I’m sure that Sears Holdings Corp. would like everyone to know that Sears is still around, and you can find their merchandise online as well as in their remaining stores. But Sears is sputtering. It lost $748 million in the third quarter of 2016. The company is laden with real estate leases in languishing suburban malls, where foot traffic has slowed and sales are slumping. The retail operation is bleeding cash, and selling off its iconic brands like Kenmore and Craftsman. Online it is competing with everyone from Amazon to Macy’s to eBay.

This is the company that 130 years ago flourished by bringing consumer goods to the farthest flung corners of rural America. It took advantage of the new railroads and postal delivery to bring the best the cities had to offer far into the countryside.
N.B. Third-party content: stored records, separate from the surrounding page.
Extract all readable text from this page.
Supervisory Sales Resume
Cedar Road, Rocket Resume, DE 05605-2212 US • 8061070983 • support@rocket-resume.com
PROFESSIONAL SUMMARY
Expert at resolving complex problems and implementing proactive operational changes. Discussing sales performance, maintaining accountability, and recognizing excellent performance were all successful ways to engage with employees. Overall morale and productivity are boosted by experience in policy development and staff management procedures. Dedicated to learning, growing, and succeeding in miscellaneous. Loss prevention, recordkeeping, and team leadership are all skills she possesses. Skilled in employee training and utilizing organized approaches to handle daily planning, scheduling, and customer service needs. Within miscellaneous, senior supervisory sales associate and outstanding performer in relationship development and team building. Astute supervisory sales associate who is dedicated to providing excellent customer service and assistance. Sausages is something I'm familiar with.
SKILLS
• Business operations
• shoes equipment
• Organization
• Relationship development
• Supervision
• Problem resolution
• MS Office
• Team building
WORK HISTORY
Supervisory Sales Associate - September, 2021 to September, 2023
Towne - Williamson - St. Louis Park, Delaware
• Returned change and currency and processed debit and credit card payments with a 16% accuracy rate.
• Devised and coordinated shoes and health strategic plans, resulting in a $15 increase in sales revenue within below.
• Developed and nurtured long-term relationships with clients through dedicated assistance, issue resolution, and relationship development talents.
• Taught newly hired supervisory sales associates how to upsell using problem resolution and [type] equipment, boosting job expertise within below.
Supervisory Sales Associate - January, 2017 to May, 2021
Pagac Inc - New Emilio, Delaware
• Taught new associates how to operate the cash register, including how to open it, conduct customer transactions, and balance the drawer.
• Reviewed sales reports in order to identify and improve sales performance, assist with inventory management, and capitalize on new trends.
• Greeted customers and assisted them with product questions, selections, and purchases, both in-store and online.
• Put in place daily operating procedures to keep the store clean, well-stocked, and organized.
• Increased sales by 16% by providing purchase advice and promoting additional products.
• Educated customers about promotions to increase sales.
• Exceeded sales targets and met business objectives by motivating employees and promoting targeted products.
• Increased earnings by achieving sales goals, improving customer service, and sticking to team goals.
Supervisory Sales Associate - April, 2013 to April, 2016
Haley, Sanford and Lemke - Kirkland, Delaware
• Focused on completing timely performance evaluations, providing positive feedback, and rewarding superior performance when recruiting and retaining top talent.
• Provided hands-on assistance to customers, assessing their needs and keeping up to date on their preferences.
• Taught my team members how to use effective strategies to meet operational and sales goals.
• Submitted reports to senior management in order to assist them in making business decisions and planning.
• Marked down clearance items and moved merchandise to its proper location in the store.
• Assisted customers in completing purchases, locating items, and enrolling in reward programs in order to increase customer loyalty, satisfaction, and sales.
For decades, the “cheapest supply house on earth” sold everything from wax candles for the Christmas tree to buggies, guns and ready-to-assemble houses. In 1906 Sears opened a three million square foot mail order plant in Chicago from which it shipped mass-produced clothing, stoves, toys, drugs and cookware marketed in its famous catalog. Sears developed not only the mail order market, but the internal processes to efficiently track and fulfill orders.

sears-1900

But it wasn’t yet a department store, and as chain stores proliferated and consumers embraced the automobile, Sears turned its eye to city shoppers.

Sears opened its first department store in Chicago in 1925, and building on that success, grew to over 400 stores in eight years. At the beginning of World War II, Sears had more than 600 stores. Its brick and mortar retail sales had since become secondary to its mail order business.

After World War II the great expanse into the suburbs began. Consumer demand, pent up during war shortages, unleashed itself upon retailers, and Sears gained a foothold in the new landscape of three bedroom houses and station wagons filled with five kids. While direct mail order ebbed, the iconic Sears catalog remained an important marketing tool for Sears.

sears-wish-book-1950s

Sears had been a pioneer in the auto insurance industry and had founded Allstate Insurance. It built the world’s tallest building in Chicago in the early 1970’s, the Sears Tower—or the “serious tower,” as many children called it. Sears was a titan in American business.

What happened?

Wal-Mart. Target. K-Mart (with which it merged in 2005). Discount department stores lured shoppers away from the likes of Sears, and its direct competitors, such as Macy’s. Stores like Circuit City and Best Buy capitalized on electronics and appliances. Competitors emerged everywhere.

And Amazon. If there is any company that has revolutionized American shopping to the same degree as Sears, it is Amazon. Just as Sears developed the mail order model, improving its efficiency and profitability, Amazon has redefined modern logistics in its distribution center model. And as Sears did almost one hundred years ago, Amazon is branching out from cyber space into brick and mortar locations with new technologies that will redefine how we shop. And as Sears delivered product to the countryside, Amazon delivers groceries to the inner city “food deserts.”

The economy that allowed Sears to be a dominant player is gone. The market has changed. What lures us in by advertising copy is checked against online customer reviews. We can easily compare prices and models to find the best value. A retailer with burdensome overhead can’t compete with more nimble and economical competitors. And this is good for us as consumers.

Sears is a shell of its former self. The great department store is wedded to a struggling discount store. It sold its great tower to Willis Group Holdings in 2009. I was in an Uber on Saturday night and glanced out the window and saw its sign: Willis Tower.  Ouch.